One of the benefits of the Consortium is being able to compare notes with colleagues and discuss challenges specific to APPs across the country, she pointed out. Its focus is to create best practices for APPs in neurology, promoting patient satisfaction, quality, and cost effectiveness.
Dennis O'Brien, PA-C, MMSc, a PA and vice chair of the APP Work Group, oversaw the care of the stroke patient and works in the Baystate inpatient neurology service, along with eight other APPs. They provide 24/7 coverage for neurology consultations and work with a team of neurologists who rotate on staff consultations that cover telestroke and telemedicine consultations at their four campuses. “In the setting of acute stroke, we are the first call from the emergency department,” he said. “We see the patients, coordinate their diagnostics, and collaborate with a neurologist and neuro-endovascular specialist to implement a treatment plan.”
Lucretia Long, CNP, has been a member of the American Epilepsy Society for more than 20 years and joined the AAN two years ago. She has been working as an epilepsy NP at OSU for 28 years. Her current role involves diagnosing and managing adult patients with epilepsy, participating in industry and self-initiated research studies, precepting NP students and training neurology residents and others health care professionals on vagus nerve stimulation. She also serves as an ad-hoc reviewer for Epilepsy and Behavior and has been published in nursing and medical journals.
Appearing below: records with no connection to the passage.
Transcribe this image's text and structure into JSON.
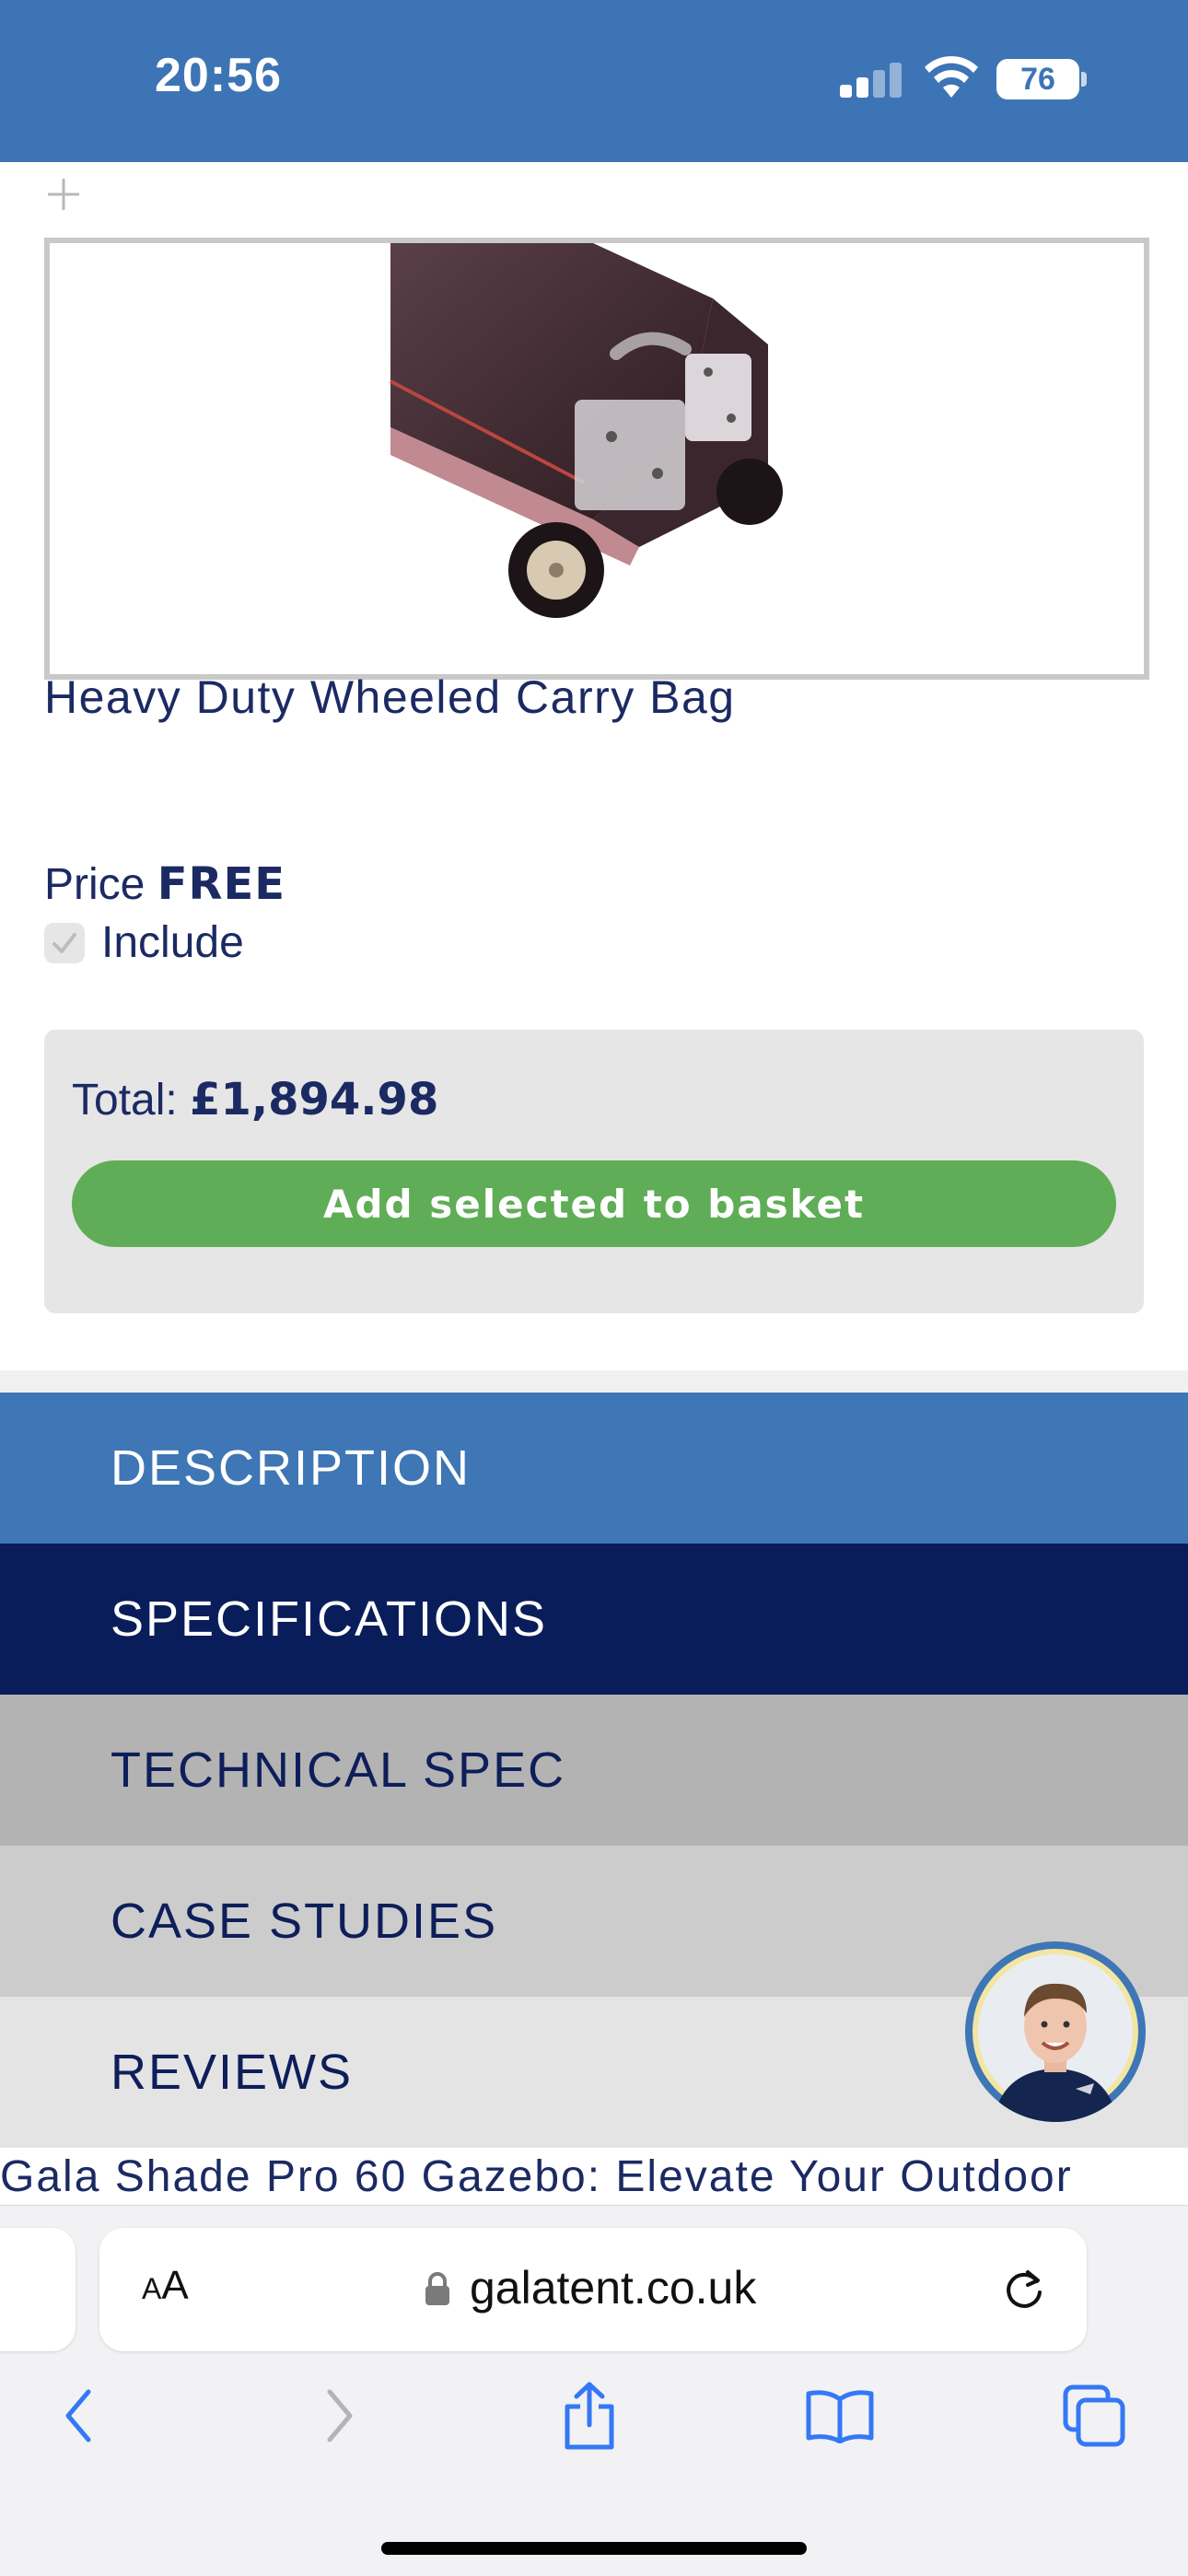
{
  "status_bar": {
    "time": "20:56",
    "battery": "76"
  },
  "product": {
    "title": "Heavy Duty Wheeled Carry Bag",
    "price_label": "Price",
    "price_value": "FREE",
    "include_label": "Include"
  },
  "basket": {
    "total_label": "Total:",
    "total_value": "£1,894.98",
    "add_button": "Add selected to basket"
  },
  "tabs": [
    {
      "label": "DESCRIPTION"
    },
    {
      "label": "SPECIFICATIONS"
    },
    {
      "label": "TECHNICAL SPEC"
    },
    {
      "label": "CASE STUDIES"
    },
    {
      "label": "REVIEWS"
    }
  ],
  "article": {
    "heading": "Gala Shade Pro 60 Gazebo: Elevate Your Outdoor"
  },
  "browser": {
    "aa_small": "A",
    "aa_large": "A",
    "url": "galatent.co.uk"
  },
  "colors": {
    "brand_blue": "#3d74b5",
    "navy": "#0a1d5b",
    "button_green": "#5fad56"
  },
  "icons": [
    "plus-icon",
    "checkmark-icon",
    "lock-icon",
    "reload-icon",
    "back-icon",
    "forward-icon",
    "share-icon",
    "bookmarks-icon",
    "tabs-icon"
  ]
}
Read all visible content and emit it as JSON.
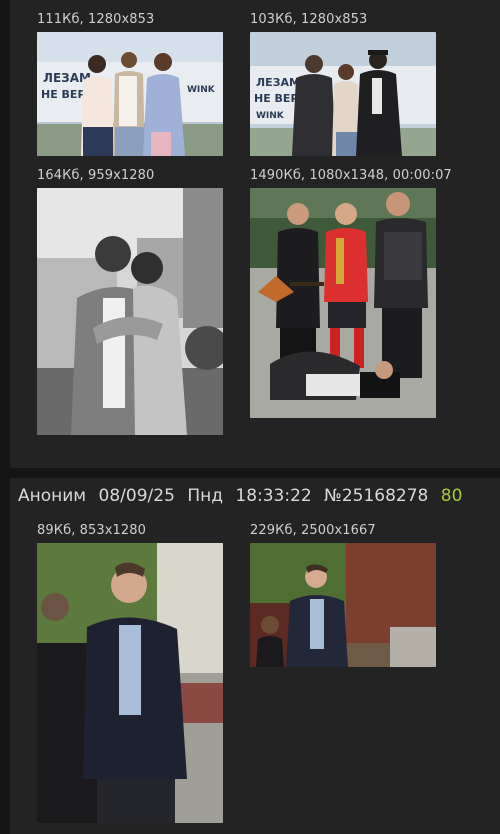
{
  "posts": [
    {
      "files": [
        {
          "info": "111Кб, 1280x853"
        },
        {
          "info": "103Кб, 1280x853"
        },
        {
          "info": "164Кб, 959x1280"
        },
        {
          "info": "1490Кб, 1080x1348, 00:00:07"
        }
      ]
    },
    {
      "header": {
        "name": "Аноним",
        "date": "08/09/25",
        "weekday": "Пнд",
        "time": "18:33:22",
        "number": "№25168278",
        "replies": "80"
      },
      "files": [
        {
          "info": "89Кб, 853x1280"
        },
        {
          "info": "229Кб, 2500x1667"
        }
      ]
    }
  ],
  "banner_text": {
    "line1": "ЛЕЗАМ",
    "line2": "НЕ ВЕРИ",
    "brand": "WINK"
  },
  "colors": {
    "background": "#151515",
    "post_background": "#232323",
    "text": "#d9d9d9",
    "file_info": "#cfcfcf",
    "reply_count": "#a8c93a"
  }
}
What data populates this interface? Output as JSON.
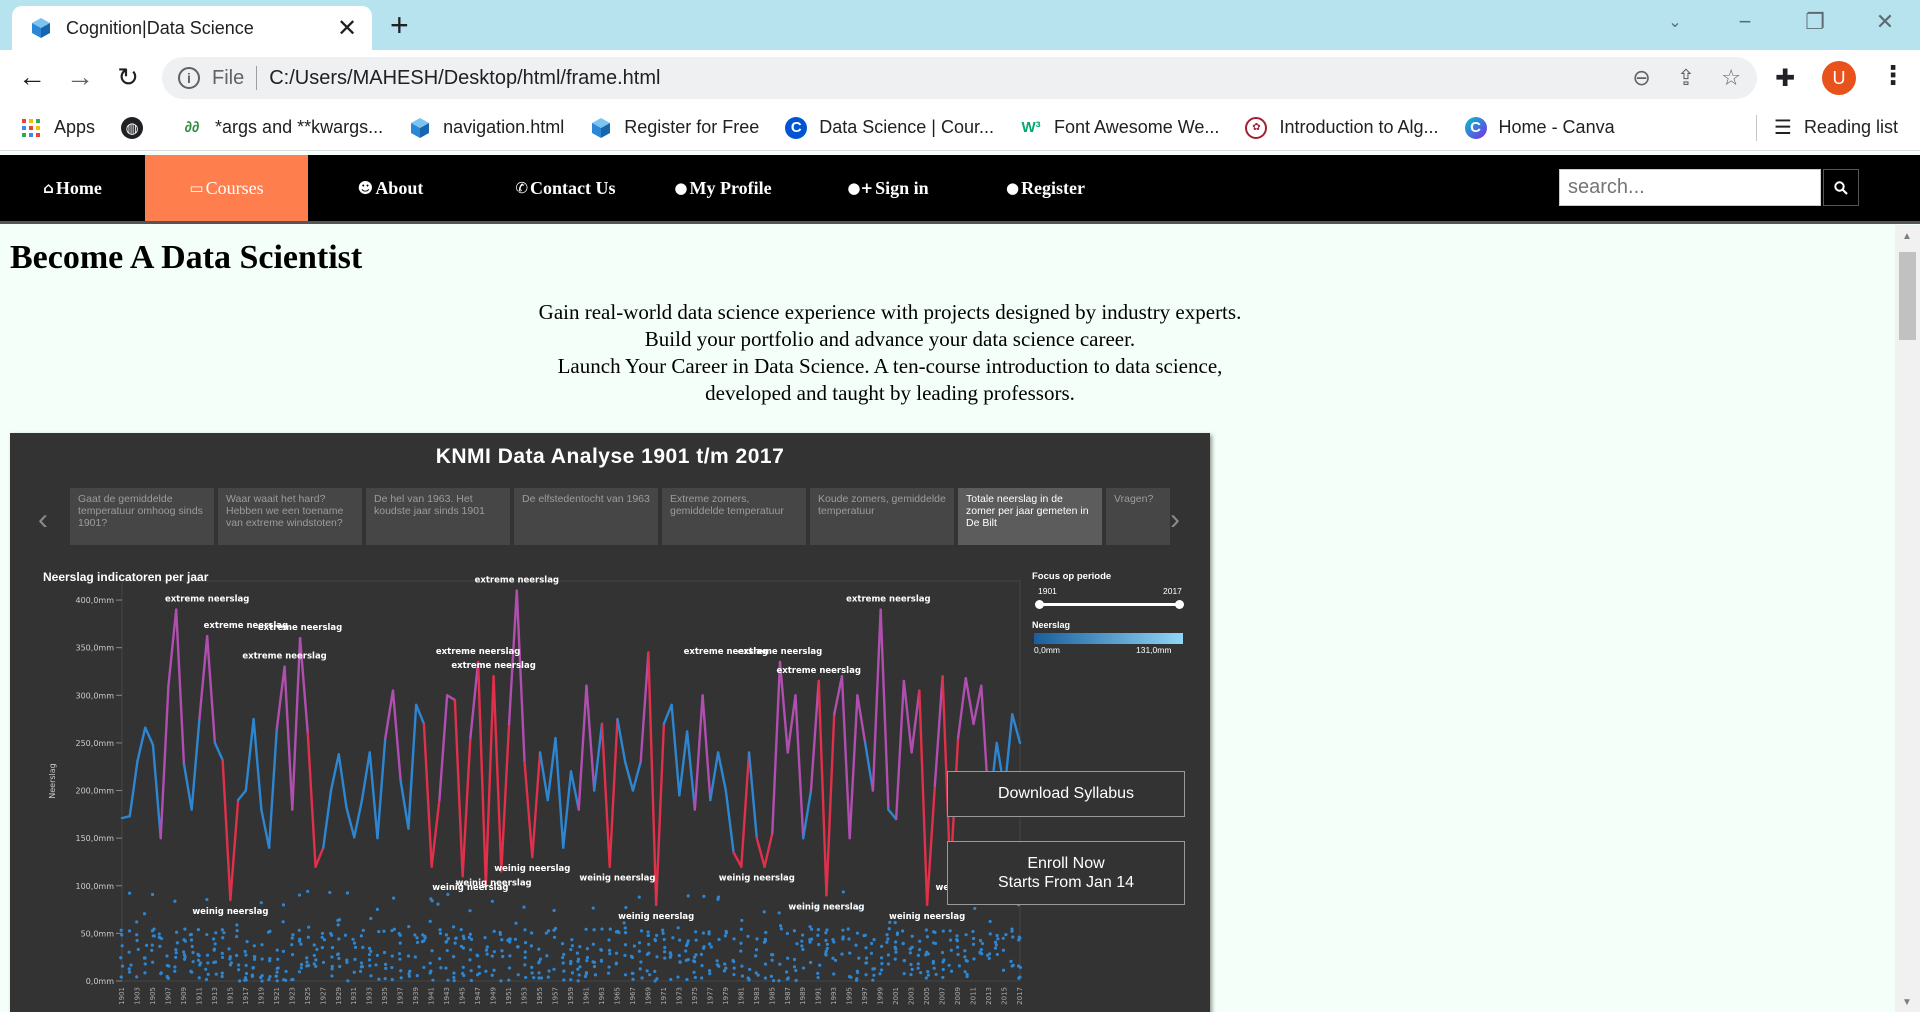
{
  "browser": {
    "tab_title": "Cognition|Data Science",
    "scheme": "File",
    "url": "C:/Users/MAHESH/Desktop/html/frame.html",
    "profile_initial": "U",
    "bookmarks": [
      {
        "label": "Apps",
        "icon": "apps-grid-icon"
      },
      {
        "label": "",
        "icon": "globe-icon"
      },
      {
        "label": "*args and **kwargs...",
        "icon": "gfg-icon"
      },
      {
        "label": "navigation.html",
        "icon": "cube-icon"
      },
      {
        "label": "Register for Free",
        "icon": "cube-icon"
      },
      {
        "label": "Data Science | Cour...",
        "icon": "coursera-icon"
      },
      {
        "label": "Font Awesome We...",
        "icon": "w3-icon"
      },
      {
        "label": "Introduction to Alg...",
        "icon": "mit-icon"
      },
      {
        "label": "Home - Canva",
        "icon": "canva-icon"
      }
    ],
    "reading_list": "Reading list"
  },
  "site": {
    "nav": [
      {
        "label": "Home",
        "icon": "home-icon"
      },
      {
        "label": "Courses",
        "icon": "book-icon"
      },
      {
        "label": "About",
        "icon": "users-icon"
      },
      {
        "label": "Contact Us",
        "icon": "phone-icon"
      },
      {
        "label": "My Profile",
        "icon": "user-icon"
      },
      {
        "label": "Sign in",
        "icon": "user-plus-icon"
      },
      {
        "label": "Register",
        "icon": "user-icon"
      }
    ],
    "search_placeholder": "search...",
    "title": "Become A Data Scientist",
    "intro": [
      "Gain real-world data science experience with projects designed by industry experts.",
      "Build your portfolio and advance your data science career.",
      "Launch Your Career in Data Science. A ten-course introduction to data science,",
      "developed and taught by leading professors."
    ],
    "buttons": {
      "download": "Download Syllabus",
      "enroll_line1": "Enroll Now",
      "enroll_line2": "Starts From Jan 14"
    }
  },
  "dashboard": {
    "title": "KNMI Data Analyse 1901 t/m 2017",
    "tabs": [
      "Gaat de gemiddelde temperatuur omhoog sinds 1901?",
      "Waar waait het hard? Hebben we een toename van extreme windstoten?",
      "De hel van 1963. Het koudste jaar sinds 1901",
      "De elfstedentocht van 1963",
      "Extreme zomers, gemiddelde temperatuur",
      "Koude zomers, gemiddelde temperatuur",
      "Totale neerslag in de zomer per jaar gemeten in De Bilt",
      "Vragen?"
    ],
    "selected_tab": 6,
    "focus_label": "Focus op periode",
    "focus_from": "1901",
    "focus_to": "2017",
    "legend_label": "Neerslag",
    "legend_min": "0,0mm",
    "legend_max": "131,0mm",
    "colors": {
      "line": "#2e86d1",
      "extreme": "#b04fb0",
      "low": "#e0304a",
      "dot": "#2e86d1"
    }
  },
  "chart_data": {
    "type": "line",
    "title": "Neerslag indicatoren per jaar",
    "ylabel": "Neerslag",
    "xlabel": "",
    "ylim": [
      0,
      420
    ],
    "yticks": [
      "0,0mm",
      "50,0mm",
      "100,0mm",
      "150,0mm",
      "200,0mm",
      "250,0mm",
      "300,0mm",
      "350,0mm",
      "400,0mm"
    ],
    "x_start": 1901,
    "x_end": 2017,
    "values": [
      171,
      173,
      231,
      266,
      248,
      150,
      310,
      390,
      228,
      180,
      275,
      362,
      250,
      232,
      85,
      190,
      200,
      275,
      180,
      140,
      265,
      330,
      180,
      360,
      260,
      120,
      140,
      200,
      238,
      182,
      151,
      190,
      240,
      150,
      254,
      305,
      210,
      160,
      290,
      270,
      120,
      190,
      300,
      295,
      110,
      255,
      335,
      100,
      320,
      115,
      270,
      410,
      230,
      130,
      240,
      190,
      255,
      140,
      220,
      180,
      310,
      200,
      270,
      120,
      275,
      230,
      200,
      230,
      345,
      80,
      270,
      290,
      195,
      262,
      180,
      300,
      190,
      240,
      200,
      135,
      120,
      240,
      150,
      120,
      155,
      335,
      240,
      300,
      150,
      200,
      315,
      90,
      280,
      320,
      150,
      300,
      250,
      200,
      390,
      180,
      170,
      315,
      240,
      305,
      80,
      205,
      320,
      110,
      255,
      318,
      270,
      310,
      180,
      250,
      200,
      280,
      250
    ],
    "annotations": [
      {
        "label": "extreme neerslag",
        "year": 1912,
        "value": 390
      },
      {
        "label": "extreme neerslag",
        "year": 1917,
        "value": 362
      },
      {
        "label": "extreme neerslag",
        "year": 1924,
        "value": 360
      },
      {
        "label": "extreme neerslag",
        "year": 1922,
        "value": 330
      },
      {
        "label": "extreme neerslag",
        "year": 1952,
        "value": 410
      },
      {
        "label": "extreme neerslag",
        "year": 1947,
        "value": 335
      },
      {
        "label": "extreme neerslag",
        "year": 1949,
        "value": 320
      },
      {
        "label": "extreme neerslag",
        "year": 1986,
        "value": 335
      },
      {
        "label": "extreme neerslag",
        "year": 1991,
        "value": 315
      },
      {
        "label": "extreme neerslag",
        "year": 1979,
        "value": 335
      },
      {
        "label": "extreme neerslag",
        "year": 2000,
        "value": 390
      },
      {
        "label": "weinig neerslag",
        "year": 1915,
        "value": 85
      },
      {
        "label": "weinig neerslag",
        "year": 1949,
        "value": 115
      },
      {
        "label": "weinig neerslag",
        "year": 1946,
        "value": 110
      },
      {
        "label": "weinig neerslag",
        "year": 1954,
        "value": 130
      },
      {
        "label": "weinig neerslag",
        "year": 1970,
        "value": 80
      },
      {
        "label": "weinig neerslag",
        "year": 1965,
        "value": 120
      },
      {
        "label": "weinig neerslag",
        "year": 1983,
        "value": 120
      },
      {
        "label": "weinig neerslag",
        "year": 1992,
        "value": 90
      },
      {
        "label": "weinig neerslag",
        "year": 2005,
        "value": 80
      },
      {
        "label": "weinig neerslag",
        "year": 2011,
        "value": 110
      }
    ]
  }
}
“APPs are not interested in replacing neurologists,” she said, “but instead seek to provide a collaboration that can be beneficial to patients and families in terms of overall outcomes and patient access.”
SUPPORT FROM NEUROLOGY
In 2002, when Neurology Today first wrote about APPs, a number of neurologists feared that APPs would threaten our profession. Back then, the subject was controversial and an entire section of the story was devoted to apprehensions and reservations by our physician members. But we predicted that cultural acceptance in the medical community was likely to rise as more PAs and NPs with specialized neurological training entered the market and busy neurologists pressed for time looked for ways to enhance the quality of care their practices provide. And indeed, there now not only appears to be acceptance of APPs, but neurologist AAN members now champion their success.
Cook, O'Brien, and Long had strong mentors who supported and advocated for them. At Emory, Gregory J. Esper, MD, MBA, FAAN, current chair of the Health Services Research Subcommittee, encouraged Cook to join the AAN and facilitated her goal to see patients independently at Emory's neurology clinic. William H. Likosky, MD, FAAN, former member of the AAN Therapeutics and Technology Assessment Subcommittee, taught APPs to be experts in neurology at Swedish Medical Center in Seattle, where O'Brien spent seven years as the program evolved into a neurohospitalist service. Long was invited to participate in an APP Work Group by one of her collaborating physicians, Miriam Freimer, MD, who was chair of the APP Work Group that developed an AAN position paper on neurology APPs in 2014; Long became an AAN member as a result of her invitation.
AAN President Ralph Sacco, MD, FAHA, FAAN, fully endorses the partnership. He is concerned about how Academy members will address the aging population's neurologic needs with already long waiting times, and even greater shortages predicted. He told Neurology Today he hopes the APP Consortium can help fill that demand. “We need to get more APPs trained in neurology and help expand their educational opportunities,” he said.
“APPs are among the fastest growing segment of AAN members. I hope to see more APPs engaged in our task forces, committees and in future leadership roles within the AAN, standing shoulder to shoulder with other AAN members.”